Inpatient cardiovascular services encompass CCU and the step down unit, the Goodyer service (general inpatient cardiology) and the consult service.
The CCU/step-down service, directed by Joseph Brennan, MD, Associate Professor of Medicine, provides full time management for patients with acute coronary syndromes.
The Goodyer service, directed by Lynda Rosenfeld, MD, Associate Professor of Medicine, is dedicated to inpatient management of patients with a wide spectrum of cardiovascular illnesses spectrum of cardiovascular illnesses and their safe transition to outpatient care.
The consult service makes Yale cardiology expertise available to all physicians and patients in the Yale New Haven Hospital.
The 16 bed Coronary Intensive Care Unit (CICU), under the direction of Dr. Joseph Brennan, is an integral component of the busy and diverse clinical in-patient service at Yale-New Haven Hospital and the Yale University School of Medicine. Yale – New Haven Hospital (YNHH) serves as the largest primary care hospital in New Haven, CT as well as a tertiary care center for Connecticut, southern Rhode Island, and parts of New York State.The patients from this extremely large catchment area represent a wide variety of both common and rare cardiovascular disorders and therefore provide a wide – ranging experience and exposure to varying cardiac conditions in a demographically and culturally diverse population.
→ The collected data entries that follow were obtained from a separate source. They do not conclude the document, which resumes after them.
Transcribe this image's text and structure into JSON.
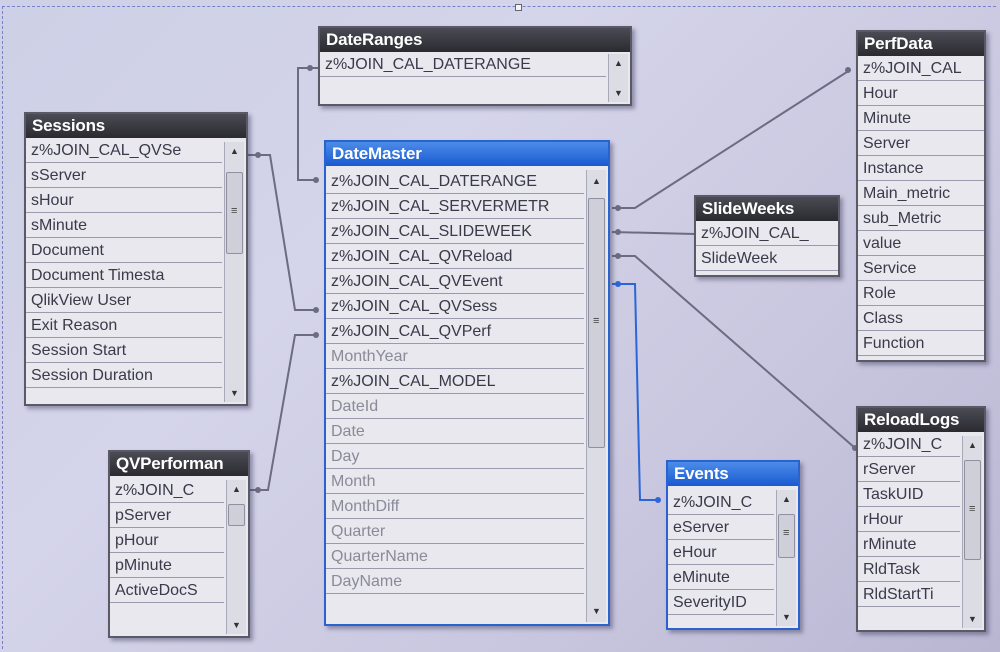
{
  "diagram": {
    "colors": {
      "link": "#6b6b82",
      "link_active": "#2b66d8",
      "title_bar": "#2e2e36",
      "title_active": "#2a66d6"
    },
    "tables": {
      "daterange": {
        "title": "DateRanges",
        "fields": [
          "z%JOIN_CAL_DATERANGE"
        ]
      },
      "sessions": {
        "title": "Sessions",
        "fields": [
          "z%JOIN_CAL_QVSe",
          "sServer",
          "sHour",
          "sMinute",
          "Document",
          "Document Timesta",
          "QlikView User",
          "Exit Reason",
          "Session Start",
          "Session Duration"
        ]
      },
      "datemaster": {
        "title": "DateMaster",
        "fields": [
          "z%JOIN_CAL_DATERANGE",
          "z%JOIN_CAL_SERVERMETR",
          "z%JOIN_CAL_SLIDEWEEK",
          "z%JOIN_CAL_QVReload",
          "z%JOIN_CAL_QVEvent",
          "z%JOIN_CAL_QVSess",
          "z%JOIN_CAL_QVPerf",
          "MonthYear",
          "z%JOIN_CAL_MODEL",
          "DateId",
          "Date",
          "Day",
          "Month",
          "MonthDiff",
          "Quarter",
          "QuarterName",
          "DayName"
        ]
      },
      "perfdata": {
        "title": "PerfData",
        "fields": [
          "z%JOIN_CAL",
          "Hour",
          "Minute",
          "Server",
          "Instance",
          "Main_metric",
          "sub_Metric",
          "value",
          "Service",
          "Role",
          "Class",
          "Function"
        ]
      },
      "slideweeks": {
        "title": "SlideWeeks",
        "fields": [
          "z%JOIN_CAL_",
          "SlideWeek"
        ]
      },
      "qvperf": {
        "title": "QVPerforman",
        "fields": [
          "z%JOIN_C",
          "pServer",
          "pHour",
          "pMinute",
          "ActiveDocS"
        ]
      },
      "events": {
        "title": "Events",
        "fields": [
          "z%JOIN_C",
          "eServer",
          "eHour",
          "eMinute",
          "SeverityID"
        ]
      },
      "reloadlogs": {
        "title": "ReloadLogs",
        "fields": [
          "z%JOIN_C",
          "rServer",
          "TaskUID",
          "rHour",
          "rMinute",
          "RldTask",
          "RldStartTi"
        ]
      }
    }
  }
}
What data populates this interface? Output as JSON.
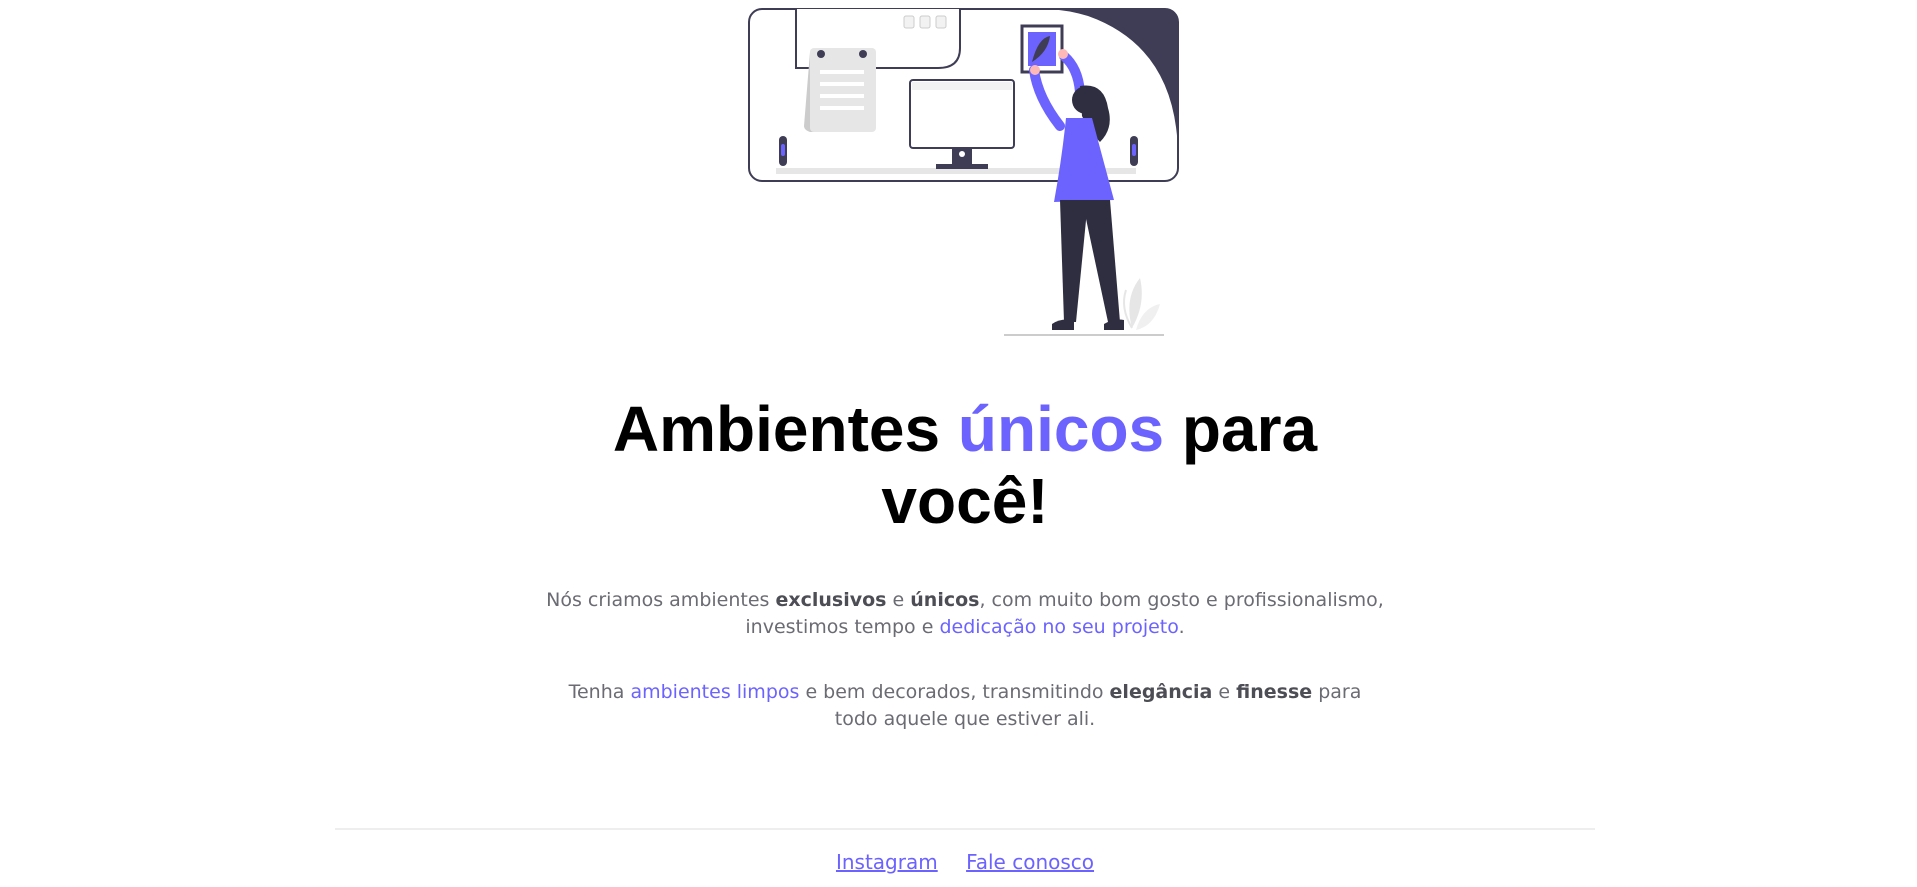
{
  "hero": {
    "illustration": "woman-hanging-frame-illustration"
  },
  "headline": {
    "part1": "Ambientes ",
    "accent": "únicos",
    "part2": " para",
    "part3": "você!"
  },
  "paragraph1": {
    "t1": "Nós criamos ambientes ",
    "b1": "exclusivos",
    "t2": " e ",
    "b2": "únicos",
    "t3": ", com muito bom gosto e profissionalismo,",
    "t4": "investimos tempo e ",
    "hl1": "dedicação no seu projeto",
    "t5": "."
  },
  "paragraph2": {
    "t1": "Tenha ",
    "hl1": "ambientes limpos",
    "t2": " e bem decorados, transmitindo ",
    "b1": "elegância",
    "t3": " e ",
    "b2": "finesse",
    "t4": " para",
    "t5": "todo aquele que estiver ali."
  },
  "footer": {
    "links": [
      "Instagram",
      "Fale conosco"
    ]
  },
  "colors": {
    "accent": "#6c63ff",
    "dark": "#3f3d56",
    "text": "#6b6b73"
  }
}
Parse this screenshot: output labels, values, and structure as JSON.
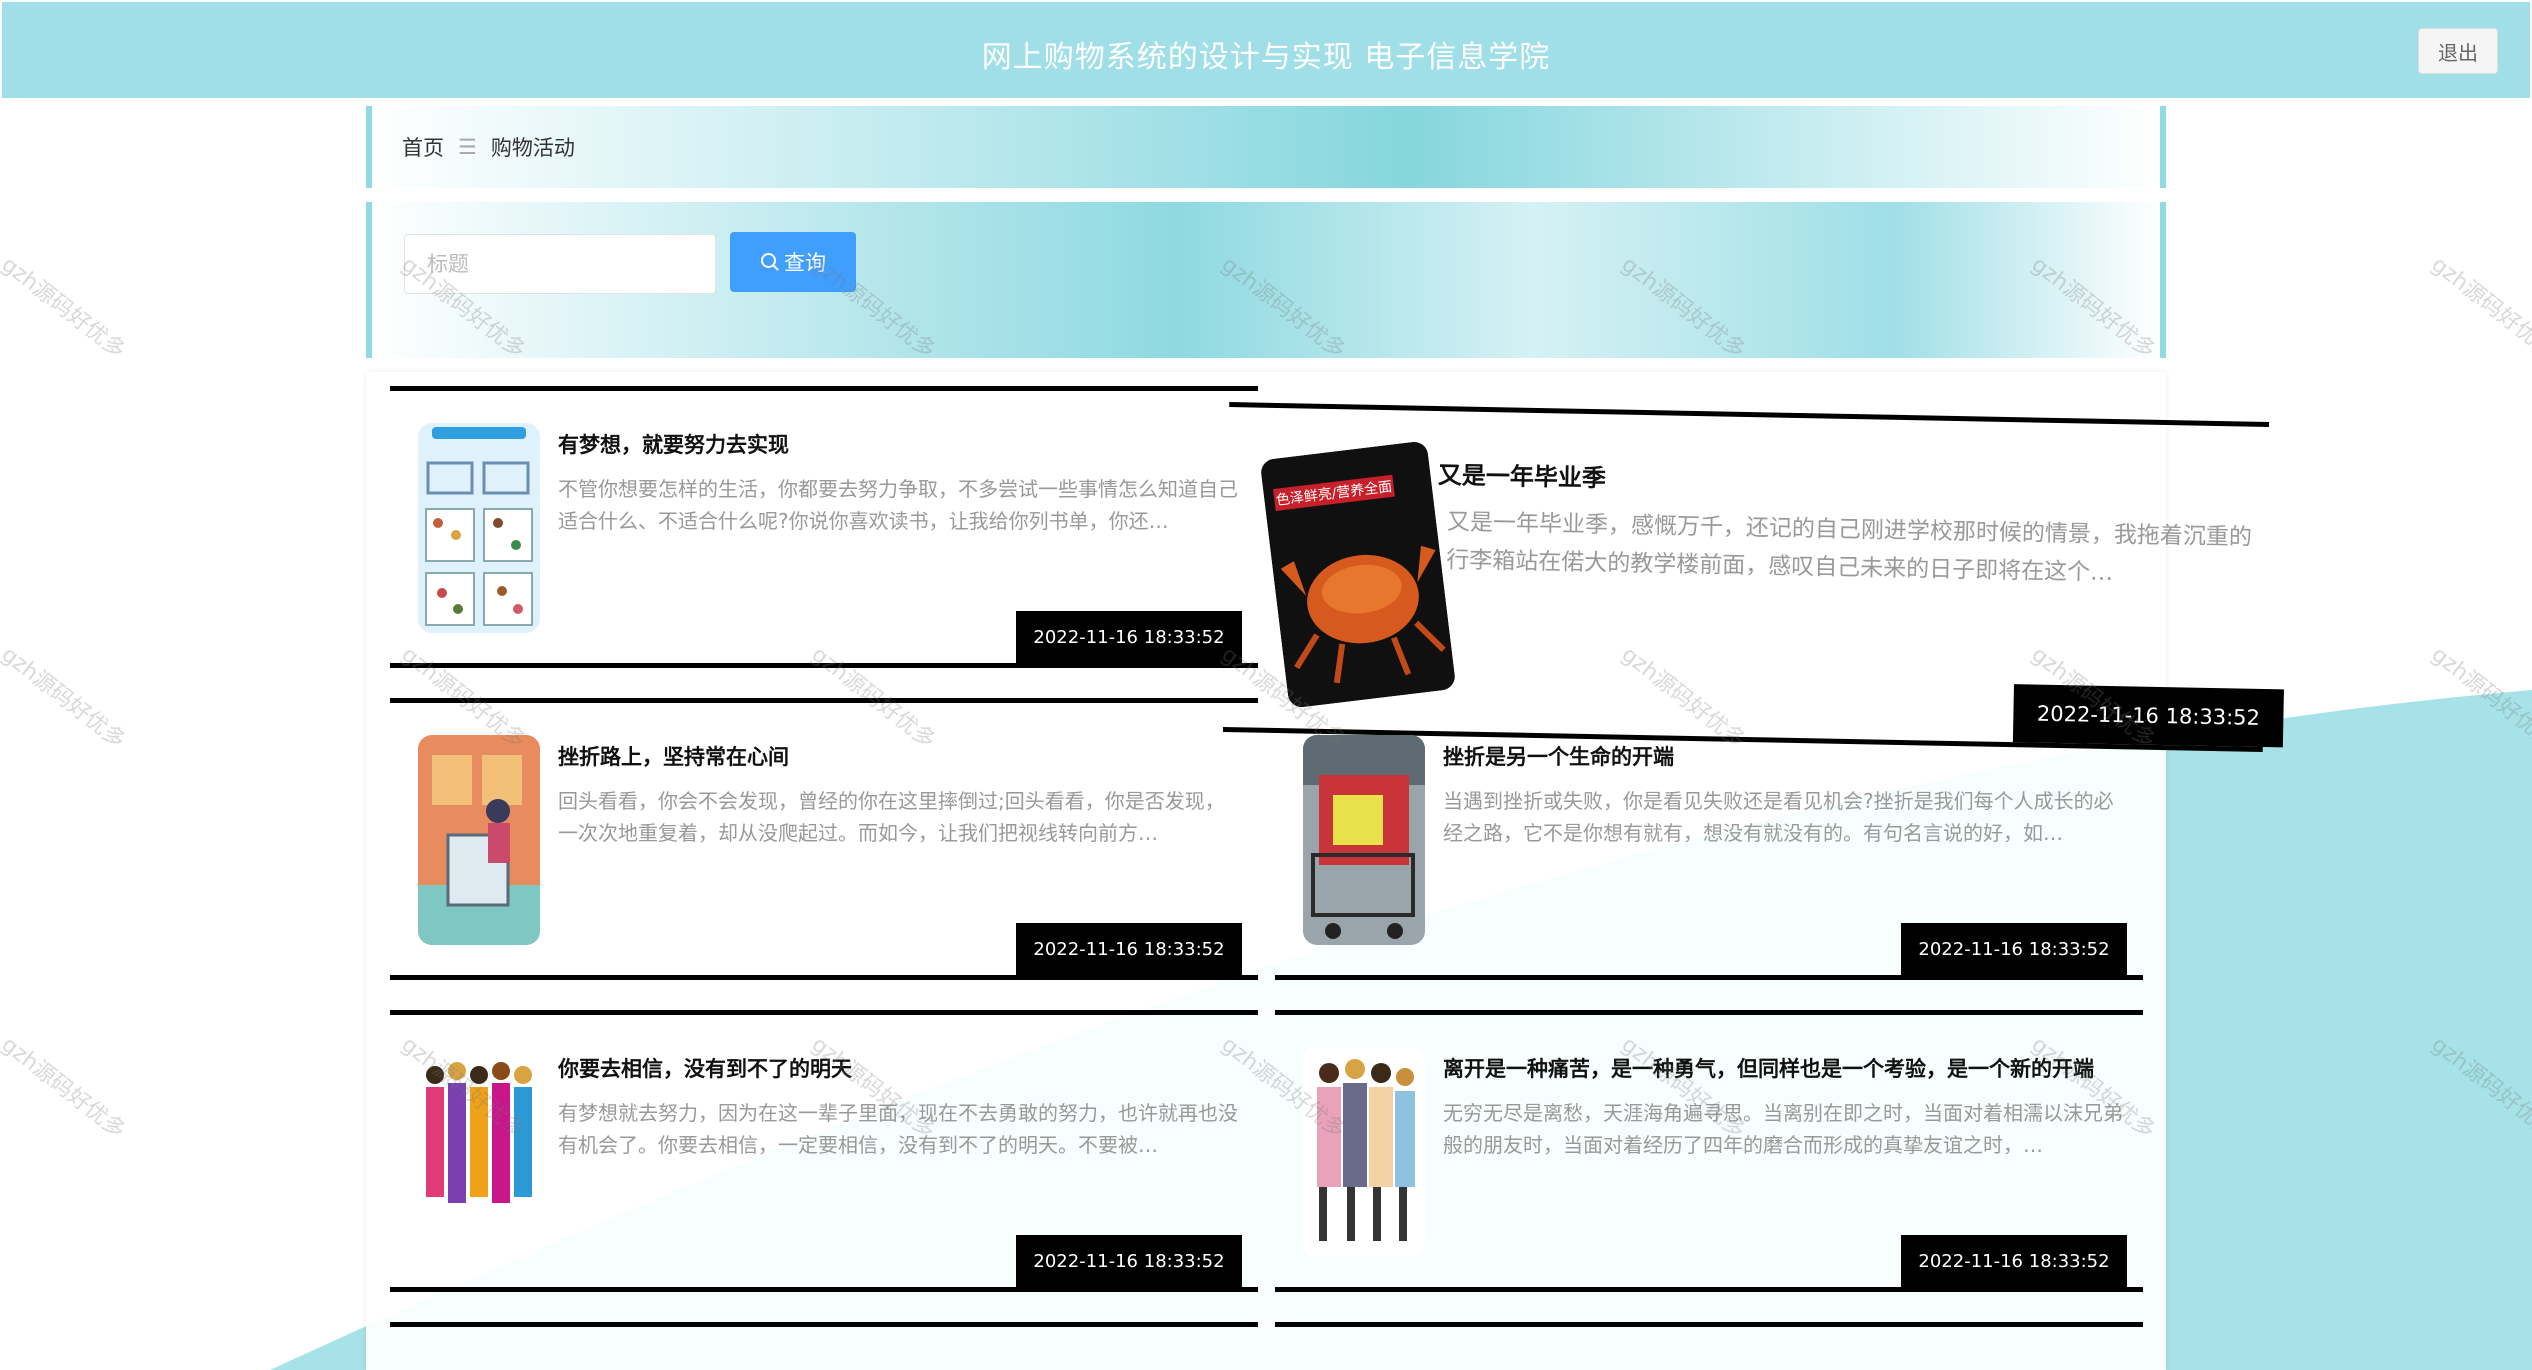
{
  "header": {
    "title": "网上购物系统的设计与实现 电子信息学院",
    "logout_label": "退出"
  },
  "breadcrumb": {
    "home": "首页",
    "separator": "☰",
    "current": "购物活动"
  },
  "search": {
    "placeholder": "标题",
    "value": "",
    "button_label": "查询",
    "button_icon": "search-icon"
  },
  "watermark": "gzh源码好优多",
  "colors": {
    "header_bg": "#a0dfe7",
    "accent_teal": "#90dbe3",
    "button_blue": "#409eff",
    "card_border": "#000000"
  },
  "articles": [
    {
      "title": "有梦想，就要努力去实现",
      "desc": "不管你想要怎样的生活，你都要去努力争取，不多尝试一些事情怎么知道自己适合什么、不适合什么呢?你说你喜欢读书，让我给你列书单，你还…",
      "time": "2022-11-16 18:33:52",
      "image": "shopping-list-illustration"
    },
    {
      "title": "又是一年毕业季",
      "desc": "又是一年毕业季，感慨万千，还记的自己刚进学校那时候的情景，我拖着沉重的行李箱站在偌大的教学楼前面，感叹自己未来的日子即将在这个…",
      "time": "2022-11-16 18:33:52",
      "image": "crab-seafood-photo",
      "image_text": "色泽鲜亮/营养全面"
    },
    {
      "title": "挫折路上，坚持常在心间",
      "desc": "回头看看，你会不会发现，曾经的你在这里摔倒过;回头看看，你是否发现，一次次地重复着，却从没爬起过。而如今，让我们把视线转向前方…",
      "time": "2022-11-16 18:33:52",
      "image": "shopping-cart-girl-illustration"
    },
    {
      "title": "挫折是另一个生命的开端",
      "desc": "当遇到挫折或失败，你是看见失败还是看见机会?挫折是我们每个人成长的必经之路，它不是你想有就有，想没有就没有的。有句名言说的好，如…",
      "time": "2022-11-16 18:33:52",
      "image": "shopping-cart-photo"
    },
    {
      "title": "你要去相信，没有到不了的明天",
      "desc": "有梦想就去努力，因为在这一辈子里面，现在不去勇敢的努力，也许就再也没有机会了。你要去相信，一定要相信，没有到不了的明天。不要被…",
      "time": "2022-11-16 18:33:52",
      "image": "shopping-women-illustration"
    },
    {
      "title": "离开是一种痛苦，是一种勇气，但同样也是一个考验，是一个新的开端",
      "desc": "无穷无尽是离愁，天涯海角遍寻思。当离别在即之时，当面对着相濡以沫兄弟般的朋友时，当面对着经历了四年的磨合而形成的真挚友谊之时，…",
      "time": "2022-11-16 18:33:52",
      "image": "shopping-friends-photo"
    }
  ]
}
The CICU provides extremely specialized and integrated care to effectively manage complex cardiovascular disease. Patients presenting with acute myocardial infarction (AMI), hypertensive urgency and emergency, hemodynamically unstable arrhythmias, cardiomyopathies, acute and chronic congestive heart failure, as well as those patients that have undergone complex percutaneous coronary interventions (PCI) or complex arrhythmia ablative procedures, as well as those patients requiring ventricular assist devices (VAD), are housed in the CICU. The CICU has been instrumental in the development and enhancement of the YNHH Therapeutic Hypothermia Protocol for survivors of out- of- hospital cardiac arrest. We expect continued growth in CICU patient volume through several clinical and research initiatives, including our TAVI (Transcatheter Aortic-Valve Implantation) protocol, continued growth of our Carotid Stenting and Peripheral Vascular programs, as well as continued expansion of our Ventricular Assist Device program.
The breadth of clinical exposure in the CICU provides both Internal Medicine, as well as Cardiovascular Medicine trainees unequaled educational opportunities to participate in the care of critically ill patients and the opportunity to provide high quality evidence-based patient care under the auspices of a dedicated teaching attending.
The Goodyer service, under the leadership of Dr. Lynda Rosenfeld, commenced as a formal house staff/fellow teaching service in July, 2010. The Goodyer Teaching Service consists of a Cardiology Attending, a General Cardiology Fellow and two resident physicians from the Traditional Internal Medicine/ Medicine-Pediatrics or Primary Care Training Programs. It is designed to provide expert and efficient care to those patients with a primary cardiac diagnosis such as chest pain, ACS (Acute Coronary Syndrome), syncope, valvular heart disease, hypertension, arrhythmias and congestive heart failure, who do not require treatment in the CICU.
The Goodyer Service simultaneously emphasizes teaching and works to improve the continuity of inpatient and outpatient care. Unique features of the Service include a discharge clinic to see all vulnerable patients within a week after discharge in order to optimize their management and prevent readmissions. The service is also designed to provide residents with experiences in the various cardiac laboratories, including the nuclear imaging laboratory, the echo laboratory, the catheterization laboratory and the electrophysiology laboratory. Residents and Fellows are encouraged to follow and or participate in their patients’ diagnostic studies and non-invasive procedures.
The 5-4 Stepdown Unit, incorporated into the YNHH Heart and Vascular Center in August, 2010 has allowed a substantial growth in patient volume for those cardiac patients not meeting criteria for ICU treatment, but requiring a higher level of care than that found on medical floors. A substantial number of our VAD, as well as our hemodynamically stable CICU patients have been placed in this updated unit.